The Team

Our dogs are kept outdoors in what we refer to as the dog yard. Each dog has its own house and is tethered within a safe distance to allow interaction with canine neighbors without the fear of tangles. There are also a few patio block based kennel runs for securing females in heat and the occassional litter.

The dog yard itself is surrounded with welded wire fencing which serves two purposes: to keep our dogs in and other animals out. Each evening before the dogs are fed, they are given an opportunity to exercise and run around the dog yard together. We strive to adhere to the Mush with PRIDE standards.

2004, we fenced in a wooded area at the rear of the dog yard. This newly created section serves as the exercise yard. The dogs are free to run around and dig to their hearts content. This space allows the dogs to really stretch out after a weekend traveling in the truck, between races or the few summer months when it is just too warm to put on the harnesses.

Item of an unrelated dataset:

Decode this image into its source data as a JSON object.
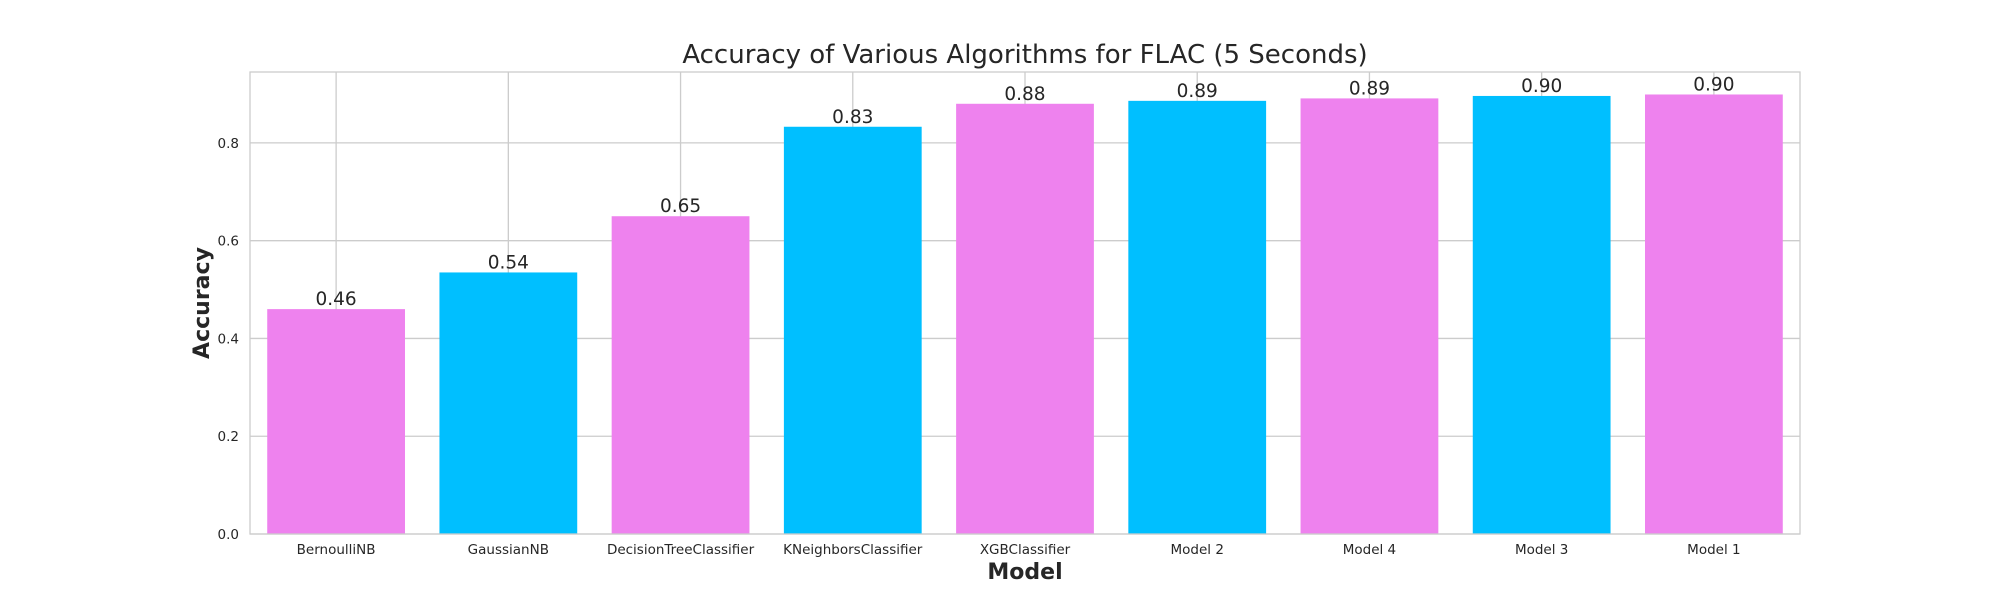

Our dogs undergo a gonioscopy once in their life-time. In addition, we submit our dogs to bi-annual CERF exams. When finances allow, we check hips and thyroid. Plus, we also DNA test our breeding prospects. Every strain of Siberian Husky has known faults. No strain is exempt. It has been said that if you are in the business of breeding dogs long enough, you will likely have seen one of every illness or genetic condition. It is our goal therefore to use this understanding and work to the best of our ability to "breed with a vision toward performance and genetic soundness". We will always first consider when planning a breeding, using performance tested animals. To us, this means a minimum of two full seasons in harness with an acceptable evaluation as to the dogs performance on the team while racing and training, endurance, focus/mental aptitude, recovery time, eating habits, personality, condition of the dogs feet and ability to maintain speed and travel across varied terrain without frequent injury.

As members of the SHCA, our dogs are first measured according to the Standard set by this governing body. All dogs are registered with the AKC and or the CKC (should we happen to own a Siberian who originated from Canada). Phenotypically, we prefer dogs with shorter coats than you might be familar with, especially when you think about the famous and historical show line Siberian Huskies from New England. Here in New England, it is not unusual to deal with 80F humidity ratings in the fall and spring when the thermometer is reading 52F. Yes that is over the 120 degree benchmark. In order to extend the training season, we have found that the shorter coated dogs are better suited to this climate and to our style of racing.

Some of the titles our dogs have earned:
CGC -> canine good citizen
RN -> rally novice
SD -> sled dog
SDX -> sled dog excellent
SDO -> sled dog outstanding

We are no longer members of the International Seppala Siberian Sleddog Club. However, during it's infancy, we did support the project by dual registering a few dogs with the Continental Kennel Club because we were led to believe the sole and only purpose, was to build a world wide directory of purebred Siberian Huskies and promote competition.